# help find lexi lou



## lexi lou mum

on thursday 24th november at approx 1pm my maltese x poodle was stolen from my backyard in darwen lancashire she was spotted running on her own in the ewood area of blackburn she was wearing a pink leather collar with her name and address on she is all white with a few golden patches on her back and ears shes fluffy and the size of a cat shes had a bad start in life so is very timid a reward is offered for her return


----------



## hazel pritchard

So sorry to hear what has happened, have you contacted Dog Lost?
Hope shes found very soon xxx


----------



## lexi lou mum

ive contacted dog lost and other websites shes in local paper posters everywhere x


----------



## Jugsmalone

I'll cross-post your post on another forum. hope she's found soon. Have you got a pic?


----------



## Jugsmalone

I have just been on your profile and copied your pics to put on another forum.


----------



## I love springers

Hope your little pooch is found and returned home soon


----------



## lexi lou mum

lexi lou is still missing contacted all the right people i wont give up miss her so much x


----------



## ShannonLouise.

I'll keep a look out, i live in Accrington area, my boyfriend lives in Darwen. I know how you feel  good luck x


----------



## Guest

Hope you find Lexi Lou real soon x


----------



## Jugsmalone

Any news on lexi Lou?


----------



## lexi lou mum

lexi is still missing im never gonna give up had a call from someone who said she had been run over and killed but searched the area he said contacted highway agency vets cleansing and noone had picked a dog up so please keep looking xx


----------



## shetlandlover

Has there been any sightings? Which area was she apparently run over in?
I am from Darwen, don't live there anymore but can go back and my family live there still.


----------



## shetlandlover

lexi's doglost page for anyone who wants to put posters up.
DogLost - Lost: White Maltese Female In North West (BB3)


----------



## we love bsh's

lexi lou mum said:


> lexi is still missing im never gonna give up had a call from someone who said she had been run over and killed but searched the area he said contacted highway agency vets cleansing and noone had picked a dog up so please keep looking xx


just a thought but could this man possibly be lying to you about this as he maybe has the dog and wants you to stop looking and puting posters up etc?


----------



## lexi lou mum

the man didnt withold is number so the police cntacted him an said he sounded genuine i think he might have her he said he would meet me at the guide roundabout blackburn where it happened but failed to show he said highways agency were dealing with the dog but when i rang they hadnt picked no dog up also posters kept getting took down in ewood and highercroft.i also got a call from a man sounded like a gypsy there is gypsy camps across road from were she was last spotted who said his children had found her an if i didnt pay 1000 pound she would b killed sick people out there i just want her back home if anybody could help putting posters up id be very grateful xx


----------



## willa

lexi lou mum said:


> the man didnt withold is number so the police cntacted him an said he sounded genuine i think he might have her he said he would meet me at the guide roundabout blackburn where it happened but failed to show he said highways agency were dealing with the dog but when i rang they hadnt picked no dog up also posters kept getting took down in ewood and highercroft.i also got a call from a man sounded like a gypsy there is gypsy camps across road from were she was last spotted who said his children had found her an* if i didnt pay 1000 pound she would b killed sick *people out there i just want her back home if anybody could help putting posters up id be very grateful xx


Omg how awful - i assume you've told the Police about this threat ?

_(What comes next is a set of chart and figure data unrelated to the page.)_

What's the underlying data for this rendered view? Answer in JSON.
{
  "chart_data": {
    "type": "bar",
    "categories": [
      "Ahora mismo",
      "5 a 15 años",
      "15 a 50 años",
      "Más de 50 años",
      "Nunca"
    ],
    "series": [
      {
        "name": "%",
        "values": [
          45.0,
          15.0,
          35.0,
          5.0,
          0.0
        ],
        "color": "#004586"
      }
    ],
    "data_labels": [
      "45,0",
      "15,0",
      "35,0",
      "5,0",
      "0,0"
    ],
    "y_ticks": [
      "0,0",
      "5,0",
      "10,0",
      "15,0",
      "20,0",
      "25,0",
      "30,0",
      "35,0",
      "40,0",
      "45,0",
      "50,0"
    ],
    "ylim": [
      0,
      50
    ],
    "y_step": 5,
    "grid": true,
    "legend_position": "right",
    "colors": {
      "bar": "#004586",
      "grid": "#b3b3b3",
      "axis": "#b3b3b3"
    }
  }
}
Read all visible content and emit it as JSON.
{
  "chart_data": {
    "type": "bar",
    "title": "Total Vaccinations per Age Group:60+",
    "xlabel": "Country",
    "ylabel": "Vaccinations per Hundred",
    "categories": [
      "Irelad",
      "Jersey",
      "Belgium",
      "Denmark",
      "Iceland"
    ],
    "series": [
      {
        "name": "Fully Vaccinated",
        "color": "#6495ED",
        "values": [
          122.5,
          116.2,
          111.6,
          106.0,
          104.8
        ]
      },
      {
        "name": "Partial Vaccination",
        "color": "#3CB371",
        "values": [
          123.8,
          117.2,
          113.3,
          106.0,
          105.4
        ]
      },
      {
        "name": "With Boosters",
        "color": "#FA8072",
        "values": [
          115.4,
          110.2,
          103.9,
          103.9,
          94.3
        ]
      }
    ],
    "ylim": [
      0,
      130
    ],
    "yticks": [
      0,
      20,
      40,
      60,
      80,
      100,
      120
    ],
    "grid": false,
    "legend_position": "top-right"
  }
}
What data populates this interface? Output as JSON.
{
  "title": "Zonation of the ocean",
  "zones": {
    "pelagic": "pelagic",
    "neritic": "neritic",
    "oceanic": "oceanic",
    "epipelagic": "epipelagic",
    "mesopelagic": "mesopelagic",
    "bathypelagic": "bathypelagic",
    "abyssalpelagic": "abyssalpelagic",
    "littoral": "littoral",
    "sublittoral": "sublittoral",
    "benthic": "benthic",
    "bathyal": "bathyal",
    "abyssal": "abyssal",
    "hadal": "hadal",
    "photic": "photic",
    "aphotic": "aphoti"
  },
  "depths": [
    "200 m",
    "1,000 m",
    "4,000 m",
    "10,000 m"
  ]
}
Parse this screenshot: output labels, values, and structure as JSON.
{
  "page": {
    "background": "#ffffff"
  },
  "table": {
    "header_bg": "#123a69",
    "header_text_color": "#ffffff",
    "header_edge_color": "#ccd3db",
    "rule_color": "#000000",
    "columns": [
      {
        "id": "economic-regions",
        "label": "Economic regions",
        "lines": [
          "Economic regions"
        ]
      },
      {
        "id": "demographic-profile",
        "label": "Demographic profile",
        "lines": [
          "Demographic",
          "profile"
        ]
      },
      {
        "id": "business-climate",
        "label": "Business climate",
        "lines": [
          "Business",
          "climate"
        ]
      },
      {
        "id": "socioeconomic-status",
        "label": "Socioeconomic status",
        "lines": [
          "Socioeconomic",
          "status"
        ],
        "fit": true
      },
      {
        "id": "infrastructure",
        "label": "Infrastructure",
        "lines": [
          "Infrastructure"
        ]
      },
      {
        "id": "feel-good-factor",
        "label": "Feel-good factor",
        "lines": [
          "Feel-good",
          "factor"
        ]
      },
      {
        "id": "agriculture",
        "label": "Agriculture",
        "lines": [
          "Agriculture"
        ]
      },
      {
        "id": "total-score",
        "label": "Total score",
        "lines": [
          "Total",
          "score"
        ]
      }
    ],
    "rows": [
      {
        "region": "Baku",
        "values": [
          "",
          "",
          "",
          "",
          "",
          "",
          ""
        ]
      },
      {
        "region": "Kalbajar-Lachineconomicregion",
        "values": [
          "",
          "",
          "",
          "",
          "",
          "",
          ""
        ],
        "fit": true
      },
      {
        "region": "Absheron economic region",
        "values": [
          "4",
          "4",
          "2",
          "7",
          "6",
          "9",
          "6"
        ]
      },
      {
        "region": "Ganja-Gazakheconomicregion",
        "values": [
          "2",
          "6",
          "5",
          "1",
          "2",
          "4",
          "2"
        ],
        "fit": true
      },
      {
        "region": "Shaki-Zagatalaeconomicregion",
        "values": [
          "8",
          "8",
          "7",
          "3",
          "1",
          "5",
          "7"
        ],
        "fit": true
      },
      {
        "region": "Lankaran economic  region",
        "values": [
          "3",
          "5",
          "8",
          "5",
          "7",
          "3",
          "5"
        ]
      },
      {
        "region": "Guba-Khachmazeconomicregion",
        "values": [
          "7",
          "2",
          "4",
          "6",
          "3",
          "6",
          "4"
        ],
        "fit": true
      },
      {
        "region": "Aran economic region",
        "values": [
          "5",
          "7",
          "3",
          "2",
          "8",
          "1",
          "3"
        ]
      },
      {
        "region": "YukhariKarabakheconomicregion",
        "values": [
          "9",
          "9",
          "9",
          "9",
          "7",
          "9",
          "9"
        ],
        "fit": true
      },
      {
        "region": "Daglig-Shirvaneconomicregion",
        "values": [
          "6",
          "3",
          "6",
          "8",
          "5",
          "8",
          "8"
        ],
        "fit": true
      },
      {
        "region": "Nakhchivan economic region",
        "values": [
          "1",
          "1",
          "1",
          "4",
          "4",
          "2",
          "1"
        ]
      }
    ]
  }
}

Realy hope she's found safe & well


----------



## Sled dog hotel

Cant believe How Ive missed this thread until now, I am so so sorry, nowhere near your area, but I really do hope that you will get some news.

Hard to believe that people can be so sick and heartless.

Likely duplicating, and you likely already know, but have you contacted the Dog warden strays, are now the responsibility of the council to collect and kennel, might be worth you contacting surrounding area councils too just in case. Other then that local large and national dogs homes and rehoming centres.


----------



## I love springers

I'm really sorry you still haven't found your little girl....

I hope you get some positive news soon.. and you have her back home with you....


----------



## Ingrid25

i wish i could help but i live in australia!
i really really hope you find poor old lexi lou! xx:cryin:


----------



## AlexJC

Hope you find Lexi soon.

Any news?


----------



## lexi lou mum

still no news


----------



## Sled dog hotel

lexi lou mum said:


> still no news


I am so sorry, hoping that you will still hear something soon.


----------



## lexi lou mum

5 months ago today my baby went missing but i wont give up


----------



## Sled dog hotel

So sorry to hear that you still havent found her, its worth still publicising it and contacting dog wardens and rescues in the area last seen and surrouning areas it has been known long after dogs have gone missing so you neve know.


----------



## feathered bird lover

i do hope you find Lexi Lou, it must be awful for you. take care ttfn


----------